Updated on September 4, 2025
Data must be accurate and reliable for smart decision-making. If a company uses bad data, it can lose money or break the law. Data integrity and data accuracy are the keys to having good information. They are different but work together.
This article explains what these concepts mean and how to use both technology and good management to get a “single source of truth” for all a company’s data.
What Do These Terms Mean?
- Data Integrity means the data is complete, accurate, consistent, and valid through its entire life.
- Physical integrity means the data is not corrupted by things like hard drive failures or viruses.
- Logical integrity means the data follows all business rules. For example, a customer record must have a valid phone number.
- Data Accuracy measures how well the data matches real-world facts. For example, a customer’s address in the database must be their current, actual address.
- Data Governance is the overall plan—the rules and standards—that a company uses to manage all its data. It’s the framework that helps a company enforce both integrity and accuracy.
How to Get Data Integrity Using Technology
Technology can stop bad data from getting into a system.
- Database Constraints: These are rules built into a database that stop bad data from being entered.
- Primary keys make sure every record is unique. You can’t have two records with the same ID number.
- Foreign keys link tables together and make sure those links are valid. For example, you can’t delete a customer’s record if they still have an active order.
- Transaction Controls (ACID Properties): These are four rules that ensure transactions are safe.
- Atomicity means all parts of a transaction succeed or fail together. If one part fails, the whole thing is canceled.
- Consistency makes sure a transaction doesn’t break any of the database rules.
- Isolation keeps different transactions from messing with each other at the same time.
- Durability means that once a transaction is completed, the data is saved and won’t be lost, even if the power goes out.
- Data Profiling and Cleansing: Profiling tools analyze data to find problems like missing information or duplicates. Cleansing is the process of fixing those problems.
How to Get Data Accuracy with a Governance Plan
While technology helps with integrity, a good plan helps with accuracy.
- Master Data Management (MDM): MDM creates a single, “golden record” for important business information, like customers or products. It takes data from different systems and combines it to create one true, reliable record.
- Data Stewardship: Data stewards are people in the business who are responsible for making sure the data in their area is accurate. They set the rules and fix problems when they find them.

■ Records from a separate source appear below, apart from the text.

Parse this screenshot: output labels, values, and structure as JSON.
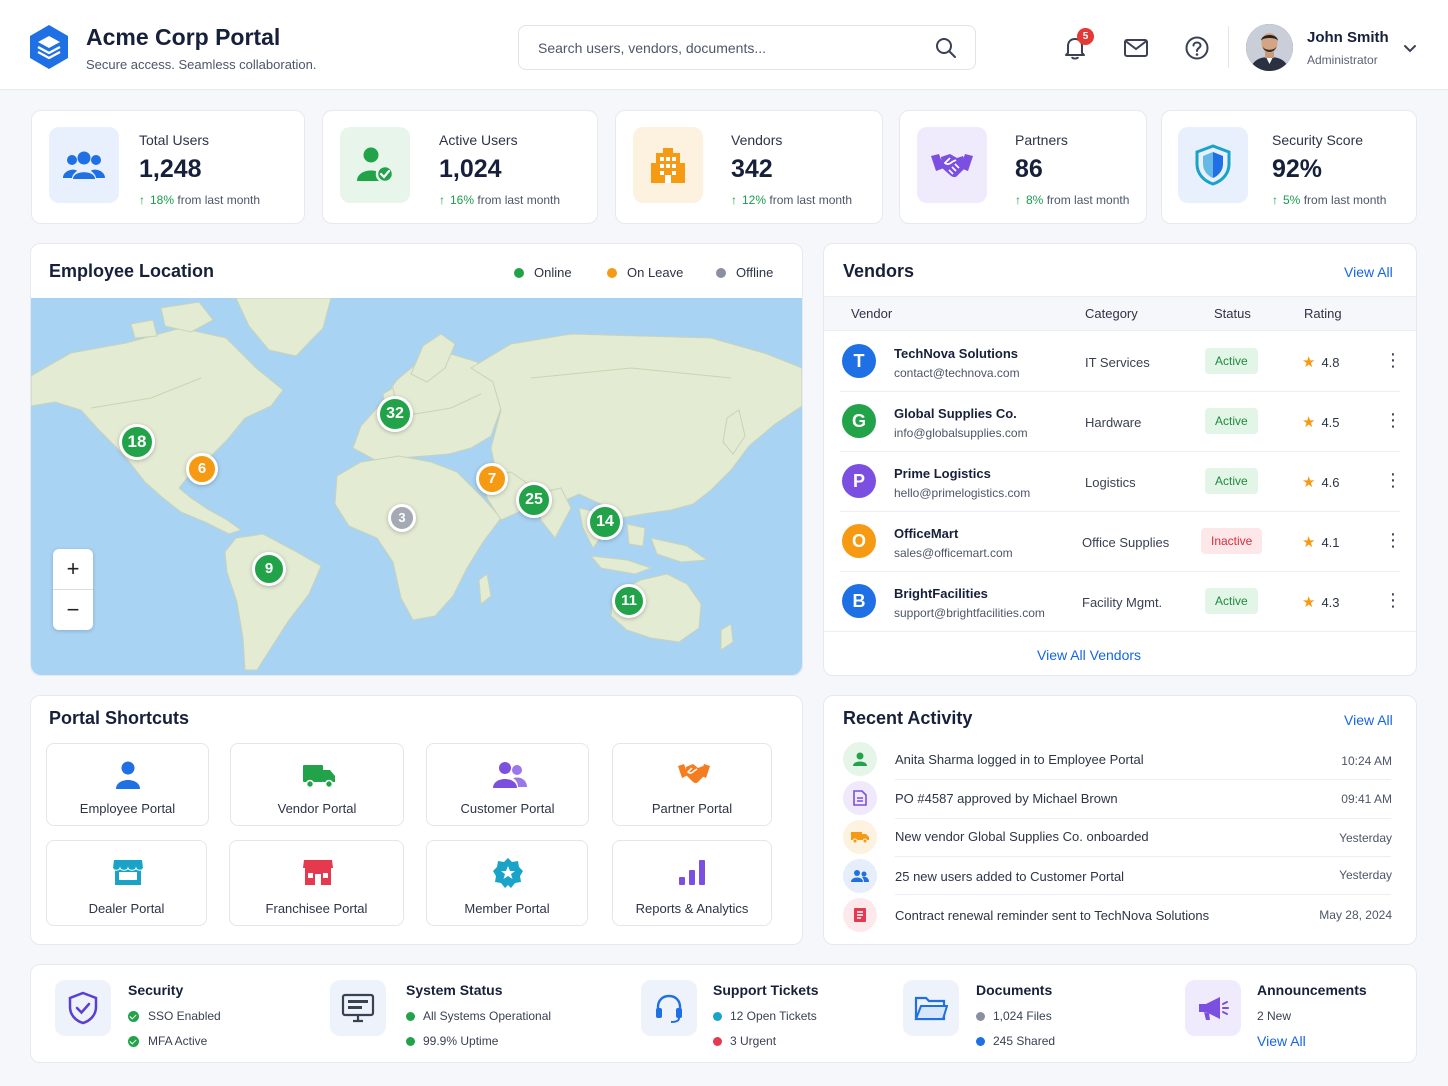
{
  "app": {
    "title": "Acme Corp Portal",
    "subtitle": "Secure access. Seamless collaboration."
  },
  "header": {
    "search_placeholder": "Search users, vendors, documents...",
    "notifications_count": "5",
    "user": {
      "name": "John Smith",
      "role": "Administrator"
    }
  },
  "stats": [
    {
      "label": "Total Users",
      "value": "1,248",
      "delta": "18%",
      "delta_text": "from last month",
      "icon": "users-icon",
      "color": "#1f6fe5"
    },
    {
      "label": "Active Users",
      "value": "1,024",
      "delta": "16%",
      "delta_text": "from last month",
      "icon": "user-check-icon",
      "color": "#22a34a"
    },
    {
      "label": "Vendors",
      "value": "342",
      "delta": "12%",
      "delta_text": "from last month",
      "icon": "building-icon",
      "color": "#f59a12"
    },
    {
      "label": "Partners",
      "value": "86",
      "delta": "8%",
      "delta_text": "from last month",
      "icon": "handshake-icon",
      "color": "#7b4fe0"
    },
    {
      "label": "Security Score",
      "value": "92%",
      "delta": "5%",
      "delta_text": "from last month",
      "icon": "shield-icon",
      "color": "#1f6fe5"
    }
  ],
  "map": {
    "title": "Employee Location",
    "legend": [
      {
        "label": "Online",
        "color": "#22a34a"
      },
      {
        "label": "On Leave",
        "color": "#f59a12"
      },
      {
        "label": "Offline",
        "color": "#8a90a0"
      }
    ],
    "zoom_in": "+",
    "zoom_out": "−",
    "markers": [
      {
        "count": "18",
        "status": "Online"
      },
      {
        "count": "6",
        "status": "On Leave"
      },
      {
        "count": "32",
        "status": "Online"
      },
      {
        "count": "7",
        "status": "On Leave"
      },
      {
        "count": "25",
        "status": "Online"
      },
      {
        "count": "3",
        "status": "Offline"
      },
      {
        "count": "14",
        "status": "Online"
      },
      {
        "count": "9",
        "status": "Online"
      },
      {
        "count": "11",
        "status": "Online"
      }
    ]
  },
  "vendors": {
    "title": "Vendors",
    "view_all": "View All",
    "columns": [
      "Vendor",
      "Category",
      "Status",
      "Rating"
    ],
    "rows": [
      {
        "initial": "T",
        "name": "TechNova Solutions",
        "email": "contact@technova.com",
        "category": "IT Services",
        "status": "Active",
        "rating": "4.8",
        "color": "#1f6fe5"
      },
      {
        "initial": "G",
        "name": "Global Supplies Co.",
        "email": "info@globalsupplies.com",
        "category": "Hardware",
        "status": "Active",
        "rating": "4.5",
        "color": "#22a34a"
      },
      {
        "initial": "P",
        "name": "Prime Logistics",
        "email": "hello@primelogistics.com",
        "category": "Logistics",
        "status": "Active",
        "rating": "4.6",
        "color": "#7b4fe0"
      },
      {
        "initial": "O",
        "name": "OfficeMart",
        "email": "sales@officemart.com",
        "category": "Office Supplies",
        "status": "Inactive",
        "rating": "4.1",
        "color": "#f59a12"
      },
      {
        "initial": "B",
        "name": "BrightFacilities",
        "email": "support@brightfacilities.com",
        "category": "Facility Mgmt.",
        "status": "Active",
        "rating": "4.3",
        "color": "#1f6fe5"
      }
    ],
    "footer_link": "View All Vendors"
  },
  "shortcuts": {
    "title": "Portal Shortcuts",
    "items": [
      {
        "label": "Employee Portal",
        "icon": "person-icon",
        "color": "#1f6fe5"
      },
      {
        "label": "Vendor Portal",
        "icon": "truck-icon",
        "color": "#22a34a"
      },
      {
        "label": "Customer Portal",
        "icon": "group-icon",
        "color": "#7b4fe0"
      },
      {
        "label": "Partner Portal",
        "icon": "handshake-icon",
        "color": "#f57c1f"
      },
      {
        "label": "Dealer Portal",
        "icon": "store-icon",
        "color": "#1aa3c8"
      },
      {
        "label": "Franchisee Portal",
        "icon": "shop-icon",
        "color": "#e53950"
      },
      {
        "label": "Member Portal",
        "icon": "badge-star-icon",
        "color": "#1aa3c8"
      },
      {
        "label": "Reports & Analytics",
        "icon": "bar-chart-icon",
        "color": "#7b4fe0"
      }
    ]
  },
  "activity": {
    "title": "Recent Activity",
    "view_all": "View All",
    "items": [
      {
        "text": "Anita Sharma logged in to Employee Portal",
        "time": "10:24 AM",
        "icon": "user-icon",
        "color": "#22a34a",
        "bg": "#e5f5e8"
      },
      {
        "text": "PO #4587 approved by Michael Brown",
        "time": "09:41 AM",
        "icon": "document-icon",
        "color": "#7b4fe0",
        "bg": "#efe9fb"
      },
      {
        "text": "New vendor Global Supplies Co. onboarded",
        "time": "Yesterday",
        "icon": "truck-icon",
        "color": "#f59a12",
        "bg": "#fdf1e0"
      },
      {
        "text": "25 new users added to Customer Portal",
        "time": "Yesterday",
        "icon": "users-icon",
        "color": "#1f6fe5",
        "bg": "#e6eefc"
      },
      {
        "text": "Contract renewal reminder sent to TechNova Solutions",
        "time": "May 28, 2024",
        "icon": "contract-icon",
        "color": "#e53950",
        "bg": "#fde8eb"
      }
    ]
  },
  "bottom": {
    "security": {
      "title": "Security",
      "lines": [
        "SSO Enabled",
        "MFA Active"
      ]
    },
    "system": {
      "title": "System Status",
      "lines": [
        "All Systems Operational",
        "99.9% Uptime"
      ]
    },
    "support": {
      "title": "Support Tickets",
      "lines": [
        "12 Open Tickets",
        "3 Urgent"
      ]
    },
    "documents": {
      "title": "Documents",
      "lines": [
        "1,024 Files",
        "245 Shared"
      ]
    },
    "announcements": {
      "title": "Announcements",
      "new_count": "2 New",
      "view_all": "View All"
    }
  }
}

- Data Quality Framework: This is a plan that includes:
- Defined metrics that set measurable goals for accuracy.
- Automated monitoring that checks data against those goals and sends alerts if there’s a problem.
- Formal processes for fixing data problems as they come up.

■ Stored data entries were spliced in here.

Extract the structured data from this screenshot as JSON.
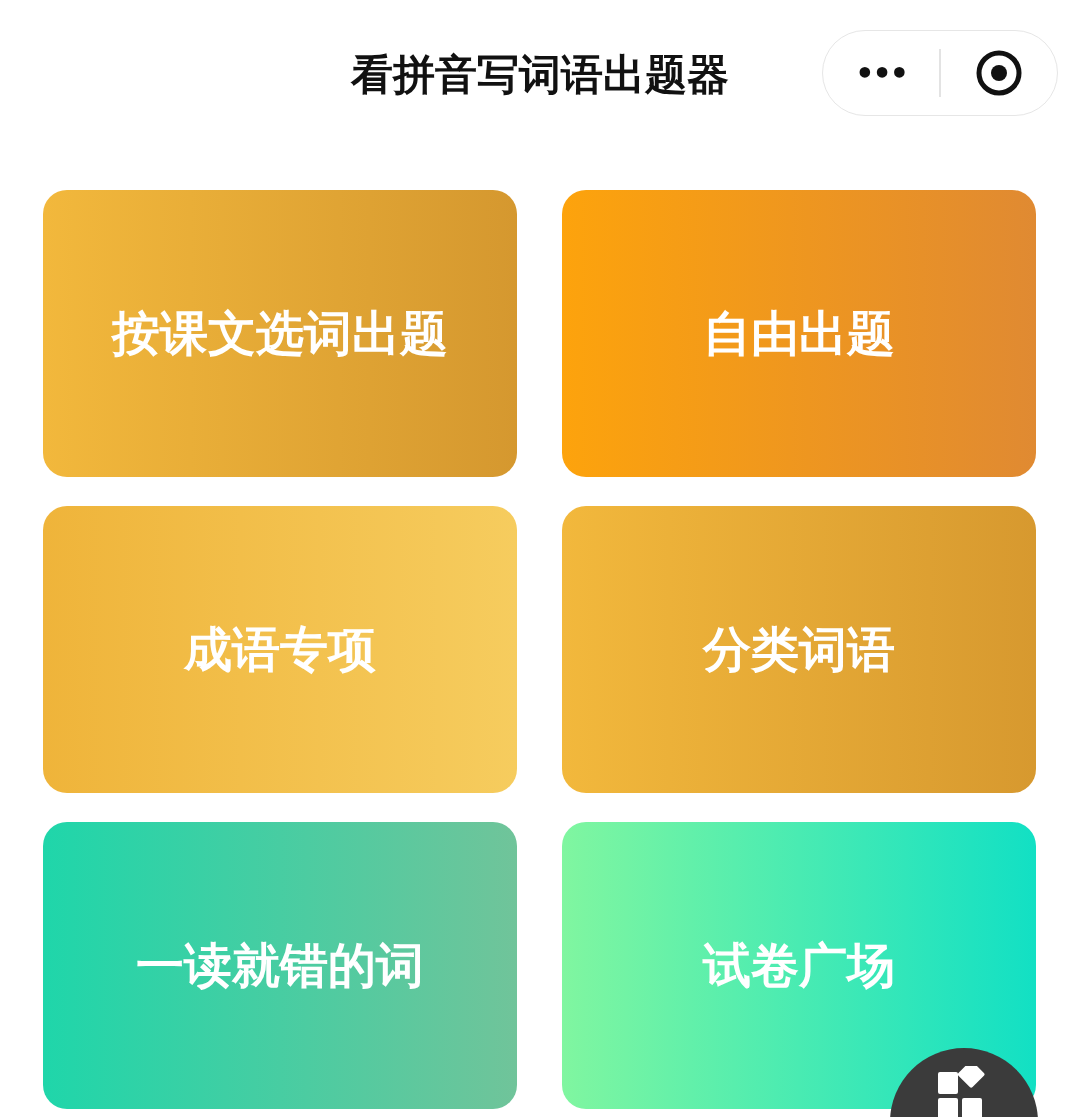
{
  "header": {
    "title": "看拼音写词语出题器",
    "capsule": {
      "more": "•••"
    }
  },
  "cards": [
    {
      "label": "按课文选词出题"
    },
    {
      "label": "自由出题"
    },
    {
      "label": "成语专项"
    },
    {
      "label": "分类词语"
    },
    {
      "label": "一读就错的词"
    },
    {
      "label": "试卷广场"
    }
  ]
}
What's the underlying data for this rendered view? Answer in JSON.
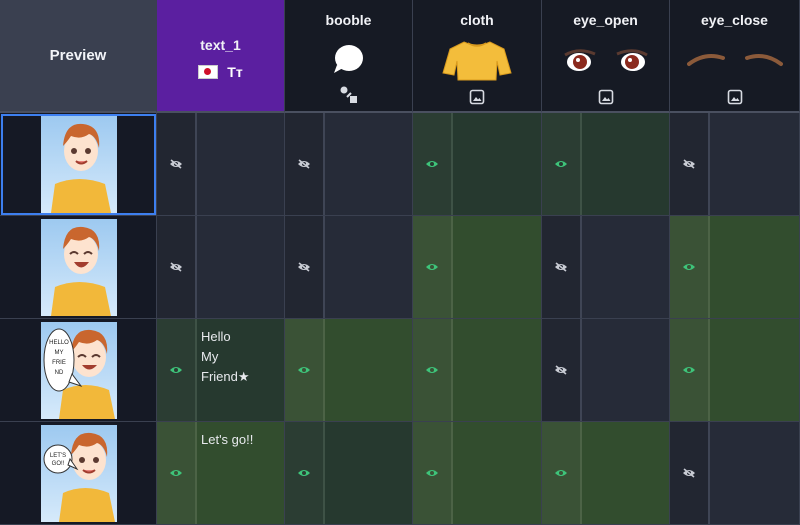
{
  "header": {
    "preview_label": "Preview",
    "columns": [
      {
        "name": "text_1",
        "kind": "text",
        "selected": true
      },
      {
        "name": "booble",
        "kind": "shape"
      },
      {
        "name": "cloth",
        "kind": "image"
      },
      {
        "name": "eye_open",
        "kind": "image"
      },
      {
        "name": "eye_close",
        "kind": "image"
      }
    ]
  },
  "rows": [
    {
      "preview": "smile-open-eyes",
      "cells": [
        {
          "visible": false,
          "text": ""
        },
        {
          "visible": false
        },
        {
          "visible": true
        },
        {
          "visible": true
        },
        {
          "visible": false
        }
      ]
    },
    {
      "preview": "smile-closed-eyes",
      "cells": [
        {
          "visible": false,
          "text": ""
        },
        {
          "visible": false
        },
        {
          "visible": true
        },
        {
          "visible": false
        },
        {
          "visible": true
        }
      ]
    },
    {
      "preview": "speech-bubble-closed-eyes",
      "cells": [
        {
          "visible": true,
          "text": "Hello\nMy\nFriend★"
        },
        {
          "visible": true
        },
        {
          "visible": true
        },
        {
          "visible": false
        },
        {
          "visible": true
        }
      ]
    },
    {
      "preview": "speech-bubble-open-eyes",
      "cells": [
        {
          "visible": true,
          "text": "Let's go!!"
        },
        {
          "visible": true
        },
        {
          "visible": true
        },
        {
          "visible": true
        },
        {
          "visible": false
        }
      ]
    }
  ],
  "colors": {
    "accent": "#3d7ff0",
    "text_header": "#5b1fa0",
    "visible_green": "#3ec47a",
    "on_bg": "#324d2e"
  }
}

Key Parts of a Good Governance Program
- Data Catalogs and Glossaries: These are like libraries for your data. A data catalog lists where data is and what it’s for. A business glossary defines key terms so everyone uses the same language.
- Automated Validation and Auditing: Systems can automatically check data for mistakes. Audit trails keep a record of every change made to the data, which is important for security and legal reasons.
- Data Lineage: This is a way to track data’s complete journey, from where it started to where it ends up. It helps you find where mistakes were made and see how data moves through your systems.
Pros and Cons
- Pros:
- Better Decisions: Clean, accurate data leads to better business choices.
- Less Risk: Accurate data helps a company follow laws and avoid fines.
- Better Efficiency: Employees spend less time fixing data, which saves the company time and money.
- Cons:
- Hard to Implement: Setting up a full data governance program can be complex and take a lot of time.
- Requires Ongoing Effort: It’s not a one-time project. It requires continuous work and investment.
- Upfront Cost: It can be expensive to set up and manage these systems.
Final Thoughts
To get data integrity and accuracy, you need a plan that combines technology with people and processes. Start with simple technical controls and then slowly build up your governance program. Remember that data governance is a long-term commitment. A company has to keep working at it to make sure its data stays a valuable business asset.